Arbeitslosigkeit geht vor Euro

Italienische Wirtschaftsführer stellen Sinn einer schnellen Währungsunion in Frage. Vizeministerpräsident Veltroni schließt sich der Position an  ■ Aus Rom Werner Raith

Pünktlich zur Wiederaufnahme der politischen Tätigkeiten nach der Sommerpause erreicht Italiens Regierung die erste Breitseite. Sie kommt vom wichtigsten Wirtschaftsführer des italienischen Privatkapitals, Cesare Romiti. Der Generalmanager des Fiat-Konzerns sagte am Wochenende in Rimini, man solle die vom Kabinett Prodi an allerallererste Stelle ihrer Arbeit gestellte Rückkehr in die europäische Währungsschlange und den Beitritt zur gemeinsamen Euro-Währung nicht verabsolutieren. Viel wichtiger sei es, „das Problem der Arbeitslosigkeit zu lösen – europaweit“. Die Anspielung auf die seit Jahren laufende Politik rigoroser Sparmaßnahmen aller EU-Staaten war unüberhörbar – Romoti gibt die Schuld an der derzeitigen Rezession, die Italien besonders stark trifft und zu einem immer deutlicheren Produktivitätsverfall führt, den „Austerity“- Politikern.
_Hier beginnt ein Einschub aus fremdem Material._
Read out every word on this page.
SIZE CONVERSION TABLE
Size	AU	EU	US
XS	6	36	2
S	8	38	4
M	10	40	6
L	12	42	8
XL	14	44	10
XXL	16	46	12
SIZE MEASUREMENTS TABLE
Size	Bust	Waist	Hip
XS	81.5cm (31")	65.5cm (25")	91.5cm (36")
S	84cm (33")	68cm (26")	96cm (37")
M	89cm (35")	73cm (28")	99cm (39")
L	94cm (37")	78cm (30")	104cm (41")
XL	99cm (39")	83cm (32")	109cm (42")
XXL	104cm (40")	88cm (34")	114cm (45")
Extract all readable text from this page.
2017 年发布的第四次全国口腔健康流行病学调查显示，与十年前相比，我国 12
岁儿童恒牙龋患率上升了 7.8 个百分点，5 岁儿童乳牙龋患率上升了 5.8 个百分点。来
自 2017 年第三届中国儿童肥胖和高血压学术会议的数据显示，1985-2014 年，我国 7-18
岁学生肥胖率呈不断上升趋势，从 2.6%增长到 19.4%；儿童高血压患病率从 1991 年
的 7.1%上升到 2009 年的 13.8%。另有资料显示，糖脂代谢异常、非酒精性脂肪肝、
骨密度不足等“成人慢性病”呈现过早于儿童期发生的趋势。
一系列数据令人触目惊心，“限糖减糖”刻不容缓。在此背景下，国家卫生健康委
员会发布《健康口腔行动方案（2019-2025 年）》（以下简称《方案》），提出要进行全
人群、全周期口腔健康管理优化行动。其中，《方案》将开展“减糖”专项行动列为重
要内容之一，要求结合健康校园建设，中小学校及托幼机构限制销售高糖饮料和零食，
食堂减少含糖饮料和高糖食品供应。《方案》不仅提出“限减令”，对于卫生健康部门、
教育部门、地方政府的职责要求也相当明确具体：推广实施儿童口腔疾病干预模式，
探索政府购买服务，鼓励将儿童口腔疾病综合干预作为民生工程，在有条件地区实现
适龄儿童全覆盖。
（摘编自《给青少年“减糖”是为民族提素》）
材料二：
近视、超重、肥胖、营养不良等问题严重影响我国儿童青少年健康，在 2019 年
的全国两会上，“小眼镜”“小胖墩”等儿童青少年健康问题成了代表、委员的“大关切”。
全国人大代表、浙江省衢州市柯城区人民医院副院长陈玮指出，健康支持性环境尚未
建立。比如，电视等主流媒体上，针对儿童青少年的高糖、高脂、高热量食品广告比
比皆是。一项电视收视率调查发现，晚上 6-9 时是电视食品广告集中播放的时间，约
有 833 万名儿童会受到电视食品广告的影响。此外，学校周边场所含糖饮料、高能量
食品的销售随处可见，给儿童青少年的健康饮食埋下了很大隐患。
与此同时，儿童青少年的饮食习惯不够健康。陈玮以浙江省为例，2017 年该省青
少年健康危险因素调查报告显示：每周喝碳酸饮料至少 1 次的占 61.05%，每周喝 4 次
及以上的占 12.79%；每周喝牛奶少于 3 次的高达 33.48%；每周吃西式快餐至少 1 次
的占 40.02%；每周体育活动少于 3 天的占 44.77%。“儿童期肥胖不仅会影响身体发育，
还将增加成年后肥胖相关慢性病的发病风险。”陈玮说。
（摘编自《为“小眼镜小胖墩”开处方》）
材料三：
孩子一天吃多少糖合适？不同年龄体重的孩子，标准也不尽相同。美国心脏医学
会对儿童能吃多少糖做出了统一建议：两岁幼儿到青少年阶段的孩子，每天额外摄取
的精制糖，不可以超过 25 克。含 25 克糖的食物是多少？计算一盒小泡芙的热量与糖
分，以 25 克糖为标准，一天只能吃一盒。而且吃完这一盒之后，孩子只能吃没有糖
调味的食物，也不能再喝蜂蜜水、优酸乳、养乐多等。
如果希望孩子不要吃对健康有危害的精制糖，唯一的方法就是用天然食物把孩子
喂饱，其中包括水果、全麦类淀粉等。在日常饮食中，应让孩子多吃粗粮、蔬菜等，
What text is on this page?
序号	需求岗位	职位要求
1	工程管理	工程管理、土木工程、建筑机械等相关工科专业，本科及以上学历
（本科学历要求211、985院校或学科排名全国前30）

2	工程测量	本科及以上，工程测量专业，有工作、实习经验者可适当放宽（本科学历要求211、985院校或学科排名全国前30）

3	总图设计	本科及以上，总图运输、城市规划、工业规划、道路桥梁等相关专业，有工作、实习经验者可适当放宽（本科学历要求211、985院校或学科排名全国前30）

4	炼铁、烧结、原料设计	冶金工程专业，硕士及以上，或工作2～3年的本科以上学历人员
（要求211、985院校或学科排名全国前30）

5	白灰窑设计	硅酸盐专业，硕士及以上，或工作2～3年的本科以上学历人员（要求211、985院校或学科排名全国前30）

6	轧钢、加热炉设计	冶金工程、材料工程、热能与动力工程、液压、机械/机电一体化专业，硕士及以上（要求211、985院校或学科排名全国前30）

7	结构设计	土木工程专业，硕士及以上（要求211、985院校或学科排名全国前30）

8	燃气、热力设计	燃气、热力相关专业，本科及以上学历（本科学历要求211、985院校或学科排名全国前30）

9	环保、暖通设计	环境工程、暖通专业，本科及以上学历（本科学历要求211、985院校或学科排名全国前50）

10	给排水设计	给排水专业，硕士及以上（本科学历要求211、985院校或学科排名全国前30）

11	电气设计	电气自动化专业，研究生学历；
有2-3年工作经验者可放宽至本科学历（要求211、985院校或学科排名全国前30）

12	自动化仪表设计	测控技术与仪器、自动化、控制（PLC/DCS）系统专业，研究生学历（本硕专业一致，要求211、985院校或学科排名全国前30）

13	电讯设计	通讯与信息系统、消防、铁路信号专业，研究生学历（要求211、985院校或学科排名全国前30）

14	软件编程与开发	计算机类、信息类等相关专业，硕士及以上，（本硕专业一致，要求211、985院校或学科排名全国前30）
Flugs setzte sich Vizeministerpräsident Walter Veltroni auf den Karren: Maastricht, so der für seine stark humanitär ausgerichtete Politik bekannte Youngster des Kabinetts, müsse sowieso nachverhandelt werden. Die Parameter würden die Konjunktur in vielen Ländern auf lange Zeit abwürgen und so das Heer der Arbeitslosen vergrößern. „Und dann soll mal einer noch vernünftige Politik ohne Extremismus machen“, so Veltroni. Auch manchem Kommentator fällt derzeit wieder ein, daß bei den Verhandlungen über die Währungsunion der italienische Verhandlungsführer, Finanzminister Guido Carli, vehement die Aufnahme der Arbeitslosenquote in die Parameter der Euro- Aspiranten gefordert hatte – „vergeblich, niemand hörte zu“, so der mittlerweile verstorbene Politiker und Exnotenbankchef in seinen Memoiren.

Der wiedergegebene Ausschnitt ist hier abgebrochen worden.